Стучу и, не дожидаясь ответа, распахиваю дверь. Койн сидит во главе уже известного мне стола, изучая какие-то документы, и резко вскидывает голову, когда я фактически врываюсь к ней. Она окидывает строгим взглядом меня и Гейла, откладывает ручку в сторону и сухо произносит:
– Чем обязана вторжению, солдат Эвердин?
Хотя президент обращается ко мне, Гейл начинает извиняться, стараясь разрядить обстановку. Альма Койн не слушает его, внимательно рассматривая меня. Я отвечаю ей твердым взглядом и решительно, пожалуй даже дерзко, говорю:
– Отправьте спасательную группу в Капитолий, - без всякого вступления заявляю я.
– Необходимо освободить Победителей, которых Сноу удерживает в плену.
– Вы мне указываете, солдат Эвердин? – спрашивает Альма, приподняв одну бровь.
– Настоятельно рекомендую, - отвечаю я.- Иначе Сойка откажется от сотрудничества.
Койн встает, размеренным шагом подходит ко мне, огибая стол, и ледяным голосом говорит:
– Осторожнее, Эвердин.
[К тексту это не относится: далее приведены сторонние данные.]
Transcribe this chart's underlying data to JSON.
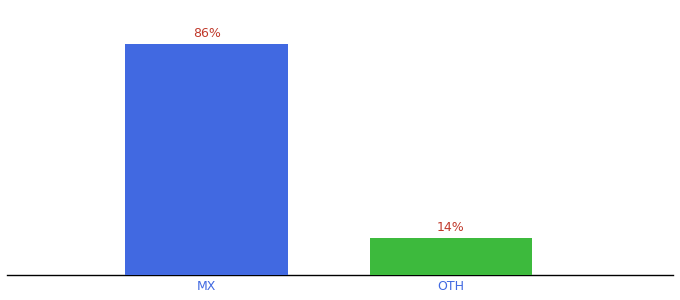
{
  "categories": [
    "MX",
    "OTH"
  ],
  "values": [
    86,
    14
  ],
  "bar_colors": [
    "#4169e1",
    "#3dba3d"
  ],
  "label_color": "#c0392b",
  "tick_label_color": "#4169e1",
  "background_color": "#ffffff",
  "ylim": [
    0,
    100
  ],
  "bar_width": 0.22,
  "label_fontsize": 9,
  "tick_fontsize": 9,
  "x_positions": [
    0.32,
    0.65
  ]
}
Со мной шутки плохи.
Мне прекрасно известно, какой жестокой может быть эта женщина. Когда безрадостный конец Восстания был предрешен, она, надеясь выиграть время, фактически отдала мою настоящую мать и бабушку в руки Пита Мелларка, тогда уже президента Панема. Чокнутого и безжалостного. Это Койн виновата, что Марту убили, а Прим пытали. Я знаю, на что способна Альма, но не боюсь ее: все самое худшее – уже свершившееся будущее, так что мне нечего терять.
– Соглашение Сойки-пересмешницы включает в себя Ваше, - делаю ударение на последнем слове, - обещание спасти Пита. Выполняйте!
Альма хмурится, поджимает губы.
– Я ведь могу отдать вас под трибунал, - медленно проговаривает она. – Стоит ли Мелларк того, чтобы рисковать моими людьми?
– У нас есть договор, - упрямо повторяю я. – Мое подчинение в обмен на жизнь Пита.
Гейл осторожно берет меня за руку, призывая замолчать. Я и сама вижу, что Койн с трудом сдерживает злость. Очевидно, эта женщина не привыкла, что ей кто-то может указывать.
– Солдат Хоторн, - обращается она к Гейлу.
– Увидите свою «родственницу». Я рассмотрю ее просьбу.
Я злюсь, собираясь спорить с ней и дальше, но Гейл до боли сжимает мою ладонь и тащит прочь из Штаба.
– Ты с ума сошла? – кричит он, когда мы углубляемся в темноту коридора. – Ставить условия Койн! Серьезно?
Освобождаюсь из его хватки и заявляю, что не нуждаюсь в его мнении, если он не собирается меня поддерживать. Мы стоим, испепеляя друг друга взглядом, и молчим. Если бы только можно было рассказать ему, как важно спасти Пита! Но слова не идут с языка – не хочу, чтобы меня записали в ряды сумасшедших.
– Решишь помочь – буду благодарна, но только, пожалуйста, Гейл, не мешай! – говорю я и ухожу, оставляя его в одиночестве.
К вечеру ко мне в палату приходит совершенно незнакомая медсестра: меняет повязку, ставит еще одну капельницу. Я расспрашиваю ее о Марте и Прим Эвердин, но она избегает ответа. Хмурюсь, но прекращаю попытки разговорить ее. Когда девушка уходит, медленно погружаюсь в сон, готовясь с самого утра предпринять новую вылазку в Штаб. Я не отстану от Койн, пока не добьюсь своего.